Boykotlar uluslararası festivallere de taşındı. 82. Venedik Uluslararası Film Festivali’nde gazetecilerin sorularını yanıtlayan ABD’li ünlü yönetmen Jim Jarmusch, dijital film platformu MUBI’nin Sequoia şirketiyle olan ilişkisinden rahatsızlık duyduğunu ve filmlerini finanse etmek için farklı kaynaklardan para aldığını ifade etti. Bahsi geçen Silikon Vadisi merkezli Sequoia Capital şirketinin, İsrail ordusuyla yakın ilişkileri olduğu ortaya çıkmış, MUBI’nin de Sequoia Capital’den 100 milyon dolarlık yatırım aldığı açıklanmıştı.

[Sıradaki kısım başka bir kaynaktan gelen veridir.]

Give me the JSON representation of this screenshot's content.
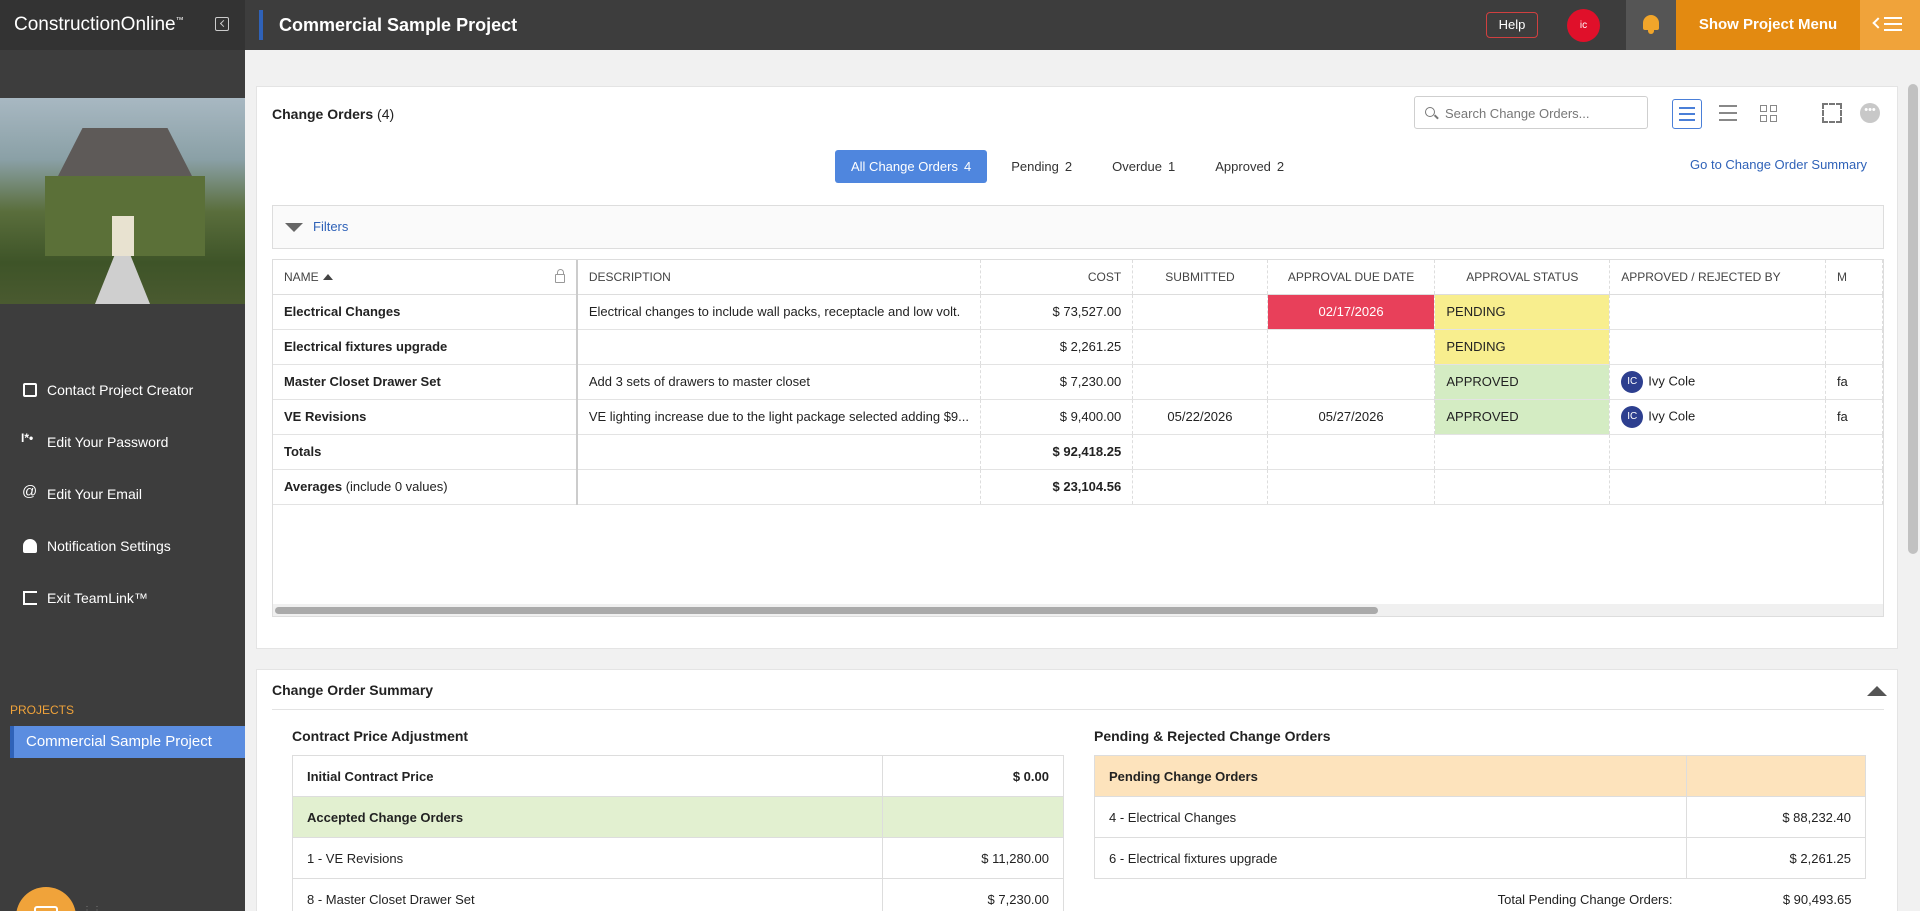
{
  "app": {
    "logo": "ConstructionOnline",
    "logo_tm": "™",
    "project_title": "Commercial Sample Project",
    "help_label": "Help",
    "user_initials": "ic",
    "show_menu_label": "Show Project Menu"
  },
  "sidebar": {
    "links": [
      {
        "label": "Contact Project Creator",
        "icon": "envelope-icon"
      },
      {
        "label": "Edit Your Password",
        "icon": "password-icon"
      },
      {
        "label": "Edit Your Email",
        "icon": "at-sign-icon"
      },
      {
        "label": "Notification Settings",
        "icon": "bell-icon"
      },
      {
        "label": "Exit TeamLink™",
        "icon": "exit-icon"
      }
    ],
    "projects_label": "PROJECTS",
    "active_project": "Commercial Sample Project"
  },
  "change_orders": {
    "title": "Change Orders",
    "count": "(4)",
    "search_placeholder": "Search Change Orders...",
    "tabs": [
      {
        "label": "All Change Orders",
        "count": "4"
      },
      {
        "label": "Pending",
        "count": "2"
      },
      {
        "label": "Overdue",
        "count": "1"
      },
      {
        "label": "Approved",
        "count": "2"
      }
    ],
    "goto_summary": "Go to Change Order Summary",
    "filters_label": "Filters",
    "columns": [
      "NAME",
      "DESCRIPTION",
      "COST",
      "SUBMITTED",
      "APPROVAL DUE DATE",
      "APPROVAL STATUS",
      "APPROVED / REJECTED BY",
      "M"
    ],
    "rows": [
      {
        "name": "Electrical Changes",
        "description": "Electrical changes to include wall packs, receptacle and low volt.",
        "cost": "$ 73,527.00",
        "submitted": "",
        "due": "02/17/2026",
        "status": "PENDING",
        "by_initials": "",
        "by": "",
        "m": ""
      },
      {
        "name": "Electrical fixtures upgrade",
        "description": "",
        "cost": "$ 2,261.25",
        "submitted": "",
        "due": "",
        "status": "PENDING",
        "by_initials": "",
        "by": "",
        "m": ""
      },
      {
        "name": "Master Closet Drawer Set",
        "description": "Add 3 sets of drawers to master closet",
        "cost": "$ 7,230.00",
        "submitted": "",
        "due": "",
        "status": "APPROVED",
        "by_initials": "IC",
        "by": "Ivy Cole",
        "m": "fa"
      },
      {
        "name": "VE Revisions",
        "description": "VE lighting increase due to the light package selected adding $9...",
        "cost": "$ 9,400.00",
        "submitted": "05/22/2026",
        "due": "05/27/2026",
        "status": "APPROVED",
        "by_initials": "IC",
        "by": "Ivy Cole",
        "m": "fa"
      }
    ],
    "totals_label": "Totals",
    "totals_cost": "$ 92,418.25",
    "averages_label": "Averages",
    "averages_note": "(include 0 values)",
    "averages_cost": "$ 23,104.56"
  },
  "summary": {
    "title": "Change Order Summary",
    "left_title": "Contract Price Adjustment",
    "initial_label": "Initial Contract Price",
    "initial_value": "$ 0.00",
    "accepted_label": "Accepted Change Orders",
    "accepted_rows": [
      {
        "label": "1 - VE Revisions",
        "value": "$ 11,280.00"
      },
      {
        "label": "8 - Master Closet Drawer Set",
        "value": "$ 7,230.00"
      }
    ],
    "right_title": "Pending & Rejected Change Orders",
    "pending_label": "Pending Change Orders",
    "pending_rows": [
      {
        "label": "4 - Electrical Changes",
        "value": "$ 88,232.40"
      },
      {
        "label": "6 - Electrical fixtures upgrade",
        "value": "$ 2,261.25"
      }
    ],
    "total_pending_label": "Total Pending Change Orders:",
    "total_pending_value": "$ 90,493.65"
  }
}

Venedik Film Festivali, açılışından itibaren başka birçok protestoya sahne oldu. Lido adasında toplanan binlerce kişi, İsrail’in Gazze halkını aç bırakmaya ve topraklarını terk etmeye zorlayan savaş suçlarına karşı gösteri düzenledi. Eylem topluluğunun festival alanına girişi engellenmiş olsa da protesto sesleri geniş yankı uyandırdı. Festivalden kısa bir süre önce “Venice4Palestine” girişiminin çağrısını imzalayan sinema sanatçılarının sayısı 2 bine çıkmıştı. Daha ilk gün imza veren Ken Loach, Guillermo del Toro, Todd Fields, Michael Moore gibi isimler de bu eyleme katılmışlardı.

Bir başka protesto Toronto Uluslararası Film Festivali’nde yaşandı. Prömiyerini bu festivalde yapacak olan “Palestine 36” film ekibi prömiyere, Filistin bayrağı ve “Gazze’deki Soykırımı durdurun” pankartıyla katıldı.

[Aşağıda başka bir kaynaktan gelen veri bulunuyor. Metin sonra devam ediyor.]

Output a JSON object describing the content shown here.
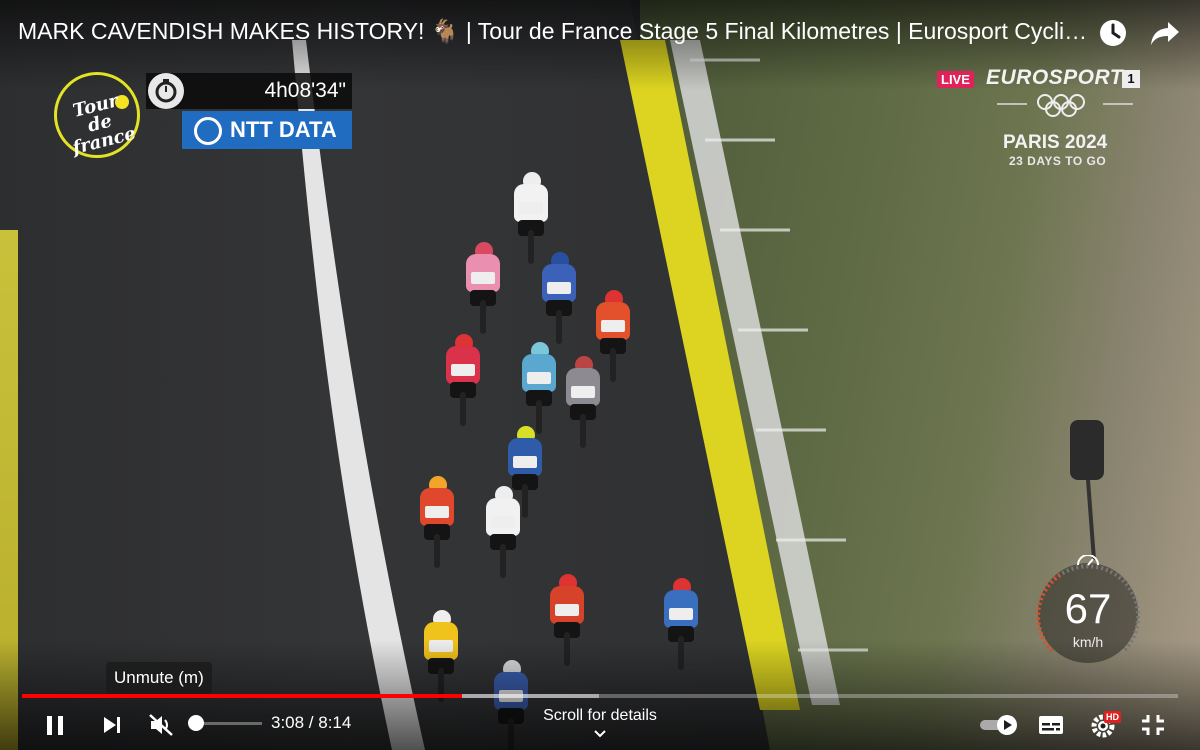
{
  "video": {
    "title": "MARK CAVENDISH MAKES HISTORY! 🐐 | Tour de France Stage 5 Final Kilometres | Eurosport Cycling"
  },
  "overlay": {
    "logo_text": "Tour de france",
    "race_time": "4h08'34\"",
    "sponsor": "NTT DATA",
    "live_badge": "LIVE",
    "channel": "EUROSPORT",
    "channel_number": "1",
    "olympics_event": "PARIS 2024",
    "countdown": "23 DAYS TO GO",
    "speed_value": "67",
    "speed_unit": "km/h"
  },
  "player": {
    "tooltip": "Unmute (m)",
    "time_display": "3:08 / 8:14",
    "scroll_hint": "Scroll for details",
    "progress_played_fraction": 0.381,
    "progress_buffered_fraction": 0.499,
    "volume_fraction": 0,
    "hd_badge": "HD"
  },
  "icons": [
    "watch-later-icon",
    "share-icon",
    "stopwatch-icon",
    "play-pause-icon",
    "next-icon",
    "mute-icon",
    "autoplay-toggle-icon",
    "subtitles-icon",
    "settings-icon",
    "fullscreen-icon",
    "chevron-down-icon"
  ],
  "colors": {
    "progress_red": "#ff0000",
    "live_pink": "#e0225a",
    "sponsor_blue": "#1f6cc0",
    "logo_yellow": "#e3e326"
  }
}
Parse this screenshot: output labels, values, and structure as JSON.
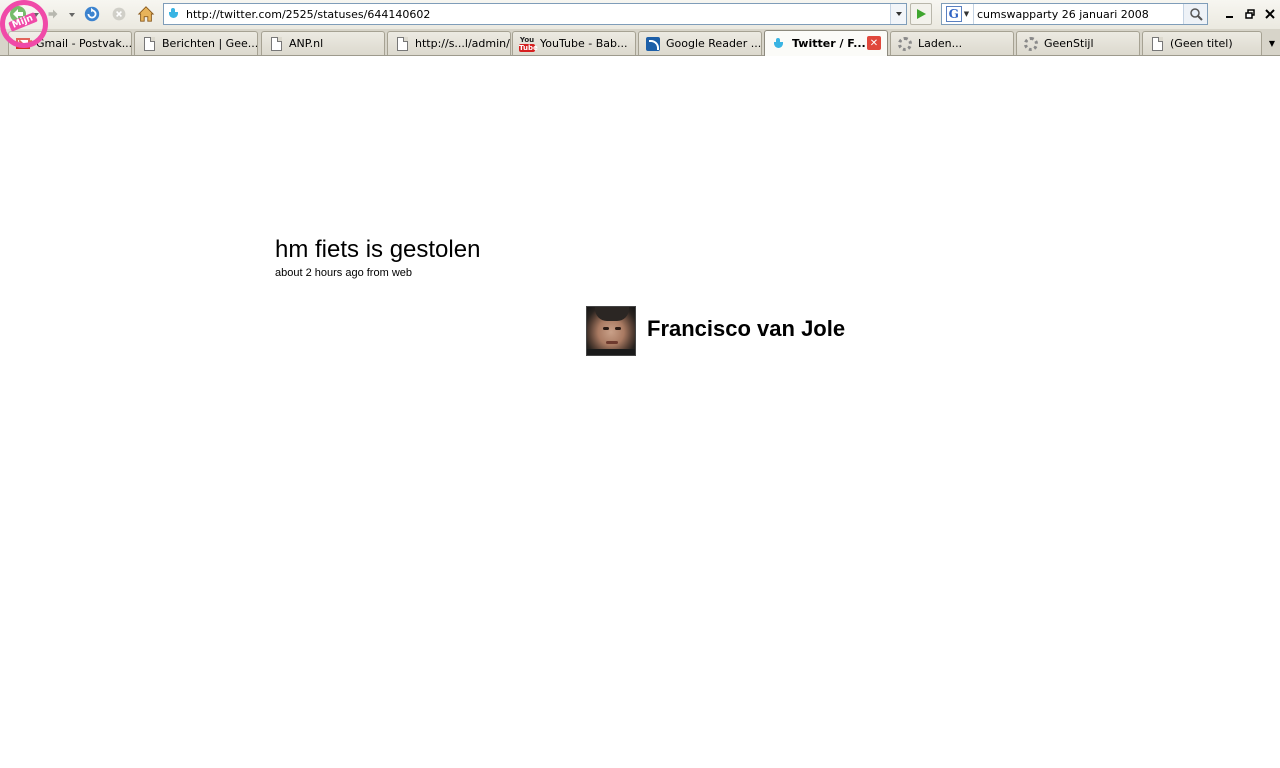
{
  "browser": {
    "url": "http://twitter.com/2525/statuses/644140602",
    "search_query": "cumswapparty 26 januari 2008",
    "search_engine_letter": "G",
    "badge_text": "Mijn"
  },
  "tabs": [
    {
      "label": "Gmail - Postvak...",
      "icon": "gmail-icon",
      "active": false
    },
    {
      "label": "Berichten | Gee...",
      "icon": "document-icon",
      "active": false
    },
    {
      "label": "ANP.nl",
      "icon": "document-icon",
      "active": false
    },
    {
      "label": "http://s...l/admin/",
      "icon": "document-icon",
      "active": false
    },
    {
      "label": "YouTube - Bab...",
      "icon": "youtube-icon",
      "active": false
    },
    {
      "label": "Google Reader ...",
      "icon": "rss-icon",
      "active": false
    },
    {
      "label": "Twitter / F...",
      "icon": "twitter-bird-icon",
      "active": true
    },
    {
      "label": "Laden...",
      "icon": "loading-spinner-icon",
      "active": false
    },
    {
      "label": "GeenStijl",
      "icon": "loading-spinner-icon",
      "active": false
    },
    {
      "label": "(Geen titel)",
      "icon": "document-icon",
      "active": false
    }
  ],
  "status": {
    "text": "hm fiets is gestolen",
    "time": "about 2 hours ago",
    "via_prefix": "from",
    "source": "web"
  },
  "author": {
    "name": "Francisco van Jole"
  },
  "colors": {
    "tab_strip": "#d7d4c9",
    "toolbar": "#ebe9e0",
    "badge": "#f04aa8",
    "twitter_blue": "#39b4e3"
  }
}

ABD’de düzenlenen 77. Emmy Ödülleri törenine katılan birçok oyuncu da İsrail’in Gazze’ye düzenlediği saldırılara tepki gösterdi. Oscar ödüllü İspanyol sinema oyuncusu Javier Bardem, ödül törenine Filistin mücadelesinin sembolü haline gelen bir kefiye takarak katıldı. Bardem, İsrail’in Gazze’deki saldırılarını destekleyen veya meşrulaştıran herhangi bir filmde veya televizyon şirketinde çalışmayacağını belirterek, İsrail’e ticari ve diplomatik yaptırımlar uygulanması çağrısında bulundu, “Özgür Filistin” ifadesini kullandı.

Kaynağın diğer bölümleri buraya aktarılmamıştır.